Bogota, January 30, 1885. (Received May 26.)
Sir: I transmit herewith (in copy and translation) an official publication containing an extract from the Colombian constitution, relative to the question of nationality.
Whilst the Colombian Government thus practically ignores the test of nationality by the nationality of the parent, and adopts that by place of birth, it makes actual domicile the real test of Colombian citizenship. So that, in nearly every instance, a person must reside in the country in order to be a Colombian citizen. This, of course, involves possible conflict with the laws of the United States, and with those of many European countries.
The laws of England, like our own, lay chief stress upon the place of birth; though children born abroad of British parents, are declared by certain imperial acts to be British subjects.
By the laws of France, the father’s nationality usually determines, though not absolutely, that of the child.
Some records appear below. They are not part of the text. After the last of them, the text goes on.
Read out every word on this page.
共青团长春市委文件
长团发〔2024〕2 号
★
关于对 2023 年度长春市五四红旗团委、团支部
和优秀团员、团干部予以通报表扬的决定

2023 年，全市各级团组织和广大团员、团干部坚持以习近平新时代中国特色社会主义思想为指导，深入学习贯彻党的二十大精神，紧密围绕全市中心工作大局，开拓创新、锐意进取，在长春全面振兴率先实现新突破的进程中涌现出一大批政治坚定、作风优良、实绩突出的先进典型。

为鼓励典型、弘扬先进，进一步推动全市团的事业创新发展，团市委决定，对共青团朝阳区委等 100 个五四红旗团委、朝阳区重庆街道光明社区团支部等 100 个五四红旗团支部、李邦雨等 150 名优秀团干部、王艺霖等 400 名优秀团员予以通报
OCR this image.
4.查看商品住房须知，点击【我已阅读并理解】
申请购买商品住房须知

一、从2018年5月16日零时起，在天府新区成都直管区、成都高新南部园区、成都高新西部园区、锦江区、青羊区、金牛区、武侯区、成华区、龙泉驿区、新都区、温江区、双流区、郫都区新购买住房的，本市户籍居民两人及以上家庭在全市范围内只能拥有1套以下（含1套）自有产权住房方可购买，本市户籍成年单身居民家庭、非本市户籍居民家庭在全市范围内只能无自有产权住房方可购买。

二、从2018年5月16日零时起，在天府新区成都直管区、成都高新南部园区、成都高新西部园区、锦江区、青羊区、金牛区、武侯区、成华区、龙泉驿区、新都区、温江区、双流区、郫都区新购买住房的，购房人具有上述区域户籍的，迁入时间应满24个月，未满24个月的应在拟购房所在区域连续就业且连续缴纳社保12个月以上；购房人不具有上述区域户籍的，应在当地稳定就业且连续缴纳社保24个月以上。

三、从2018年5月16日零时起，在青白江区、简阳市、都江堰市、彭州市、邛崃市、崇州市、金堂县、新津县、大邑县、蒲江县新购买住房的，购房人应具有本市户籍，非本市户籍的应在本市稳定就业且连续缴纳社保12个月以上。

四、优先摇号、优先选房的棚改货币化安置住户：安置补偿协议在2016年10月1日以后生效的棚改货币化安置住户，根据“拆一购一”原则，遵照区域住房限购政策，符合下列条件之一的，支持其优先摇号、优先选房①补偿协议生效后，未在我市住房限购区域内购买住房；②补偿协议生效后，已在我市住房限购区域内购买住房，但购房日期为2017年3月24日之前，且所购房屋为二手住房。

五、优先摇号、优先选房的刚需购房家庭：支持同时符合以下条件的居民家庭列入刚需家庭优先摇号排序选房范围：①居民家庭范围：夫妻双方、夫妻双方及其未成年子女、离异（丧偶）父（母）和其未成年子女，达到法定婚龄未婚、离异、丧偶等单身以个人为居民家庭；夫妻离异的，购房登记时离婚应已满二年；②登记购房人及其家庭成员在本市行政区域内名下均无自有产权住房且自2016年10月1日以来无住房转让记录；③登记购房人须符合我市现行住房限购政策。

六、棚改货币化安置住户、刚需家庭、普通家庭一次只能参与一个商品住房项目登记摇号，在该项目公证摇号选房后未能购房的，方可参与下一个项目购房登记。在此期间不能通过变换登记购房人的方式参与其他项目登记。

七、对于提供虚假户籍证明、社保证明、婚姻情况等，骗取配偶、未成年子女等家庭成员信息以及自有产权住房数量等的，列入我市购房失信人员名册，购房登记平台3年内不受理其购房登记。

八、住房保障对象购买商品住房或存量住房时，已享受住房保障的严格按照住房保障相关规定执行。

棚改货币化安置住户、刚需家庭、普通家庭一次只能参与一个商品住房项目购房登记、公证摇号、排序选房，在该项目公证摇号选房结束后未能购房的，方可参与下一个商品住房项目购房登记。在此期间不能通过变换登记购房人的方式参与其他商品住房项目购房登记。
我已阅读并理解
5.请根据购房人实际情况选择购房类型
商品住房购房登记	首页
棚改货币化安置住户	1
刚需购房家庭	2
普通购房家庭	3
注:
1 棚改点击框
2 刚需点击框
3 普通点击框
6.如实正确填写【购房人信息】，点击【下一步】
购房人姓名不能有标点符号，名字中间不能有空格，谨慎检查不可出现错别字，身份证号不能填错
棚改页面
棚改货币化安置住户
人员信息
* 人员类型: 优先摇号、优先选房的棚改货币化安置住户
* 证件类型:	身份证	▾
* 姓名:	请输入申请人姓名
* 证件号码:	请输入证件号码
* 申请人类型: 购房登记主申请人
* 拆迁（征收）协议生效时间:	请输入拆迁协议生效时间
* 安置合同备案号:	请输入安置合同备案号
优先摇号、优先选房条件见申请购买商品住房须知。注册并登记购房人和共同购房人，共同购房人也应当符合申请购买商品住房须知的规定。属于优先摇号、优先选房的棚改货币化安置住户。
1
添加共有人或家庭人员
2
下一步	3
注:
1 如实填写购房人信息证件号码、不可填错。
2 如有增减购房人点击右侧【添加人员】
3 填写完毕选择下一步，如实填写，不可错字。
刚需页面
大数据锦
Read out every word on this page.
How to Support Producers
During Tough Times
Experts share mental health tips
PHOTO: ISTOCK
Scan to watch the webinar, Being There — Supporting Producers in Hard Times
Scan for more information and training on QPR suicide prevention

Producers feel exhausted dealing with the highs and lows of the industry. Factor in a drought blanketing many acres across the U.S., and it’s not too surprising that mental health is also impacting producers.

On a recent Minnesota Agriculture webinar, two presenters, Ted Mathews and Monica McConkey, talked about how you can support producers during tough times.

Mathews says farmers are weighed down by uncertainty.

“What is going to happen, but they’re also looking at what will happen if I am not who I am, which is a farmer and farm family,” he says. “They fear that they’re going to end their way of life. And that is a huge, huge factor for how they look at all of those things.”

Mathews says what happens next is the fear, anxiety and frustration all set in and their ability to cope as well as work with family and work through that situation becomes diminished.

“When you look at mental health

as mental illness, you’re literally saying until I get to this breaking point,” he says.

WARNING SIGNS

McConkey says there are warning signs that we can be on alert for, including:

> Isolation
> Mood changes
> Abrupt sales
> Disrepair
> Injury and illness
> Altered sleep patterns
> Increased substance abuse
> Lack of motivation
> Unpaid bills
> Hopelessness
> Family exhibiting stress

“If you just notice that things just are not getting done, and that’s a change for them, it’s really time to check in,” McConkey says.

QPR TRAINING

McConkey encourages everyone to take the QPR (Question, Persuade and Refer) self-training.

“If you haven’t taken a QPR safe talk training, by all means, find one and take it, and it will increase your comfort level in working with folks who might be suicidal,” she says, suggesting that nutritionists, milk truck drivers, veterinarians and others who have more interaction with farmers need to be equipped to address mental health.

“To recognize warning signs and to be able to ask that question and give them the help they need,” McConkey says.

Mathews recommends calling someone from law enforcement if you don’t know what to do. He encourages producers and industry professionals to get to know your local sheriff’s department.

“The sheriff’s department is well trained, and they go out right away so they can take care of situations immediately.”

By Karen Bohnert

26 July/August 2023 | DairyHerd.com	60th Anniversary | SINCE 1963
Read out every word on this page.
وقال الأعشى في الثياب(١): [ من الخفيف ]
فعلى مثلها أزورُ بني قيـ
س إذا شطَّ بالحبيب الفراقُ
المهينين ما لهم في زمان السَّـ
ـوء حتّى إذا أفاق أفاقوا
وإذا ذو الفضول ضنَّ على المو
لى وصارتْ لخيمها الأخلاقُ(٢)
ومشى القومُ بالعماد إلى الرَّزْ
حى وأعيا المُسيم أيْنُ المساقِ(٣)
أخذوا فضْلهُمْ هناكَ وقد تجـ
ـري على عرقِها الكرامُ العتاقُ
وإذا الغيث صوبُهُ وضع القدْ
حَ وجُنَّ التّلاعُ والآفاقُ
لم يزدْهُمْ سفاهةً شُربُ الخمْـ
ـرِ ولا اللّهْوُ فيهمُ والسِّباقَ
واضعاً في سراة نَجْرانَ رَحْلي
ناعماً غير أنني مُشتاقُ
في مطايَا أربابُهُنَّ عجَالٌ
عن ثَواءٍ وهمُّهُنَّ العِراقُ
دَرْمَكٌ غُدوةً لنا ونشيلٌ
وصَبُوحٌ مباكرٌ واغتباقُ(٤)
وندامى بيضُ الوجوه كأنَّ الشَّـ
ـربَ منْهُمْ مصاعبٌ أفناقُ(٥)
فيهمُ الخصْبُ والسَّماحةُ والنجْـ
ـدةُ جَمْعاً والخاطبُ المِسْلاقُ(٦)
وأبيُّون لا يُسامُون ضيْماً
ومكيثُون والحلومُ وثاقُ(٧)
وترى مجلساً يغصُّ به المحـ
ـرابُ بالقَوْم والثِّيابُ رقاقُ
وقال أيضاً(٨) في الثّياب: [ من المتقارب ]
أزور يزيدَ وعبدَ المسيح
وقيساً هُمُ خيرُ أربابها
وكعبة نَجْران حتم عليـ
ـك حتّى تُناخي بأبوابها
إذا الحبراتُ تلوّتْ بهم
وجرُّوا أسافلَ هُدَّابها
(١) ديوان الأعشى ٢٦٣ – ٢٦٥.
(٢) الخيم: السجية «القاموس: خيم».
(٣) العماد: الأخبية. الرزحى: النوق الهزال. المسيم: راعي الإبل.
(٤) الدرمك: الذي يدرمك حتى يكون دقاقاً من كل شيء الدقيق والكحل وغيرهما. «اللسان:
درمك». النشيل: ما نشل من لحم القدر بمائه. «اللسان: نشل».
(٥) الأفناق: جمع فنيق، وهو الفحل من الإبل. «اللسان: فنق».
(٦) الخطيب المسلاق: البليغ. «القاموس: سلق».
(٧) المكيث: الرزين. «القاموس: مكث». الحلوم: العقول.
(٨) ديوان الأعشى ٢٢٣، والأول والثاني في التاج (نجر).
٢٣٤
Our statute of February 10, 1855, formally commits us to this last named test of nationality, with the qualification, however, that the father must have resided in the United States, so that the privilege usually expires with the first generation.
I apprehend, in view of the Colombian fundamental law referred to, that persons born in this country whose fathers were at the time citizens of the United States, have a dual nationality; and that, while in Colombia, their Colombian nationality must prevail.
In accordance with this principle therefore, and until instructed otherwise by the Department, I shall, if applied to, grant passports to such, persons; but with the express caution that such passport will not necessarily confer the right to protection by the United States Government, as against that of Colombia, while the holder remains in Colombia.
My British and French colleagues assure me that they will adopt the same course.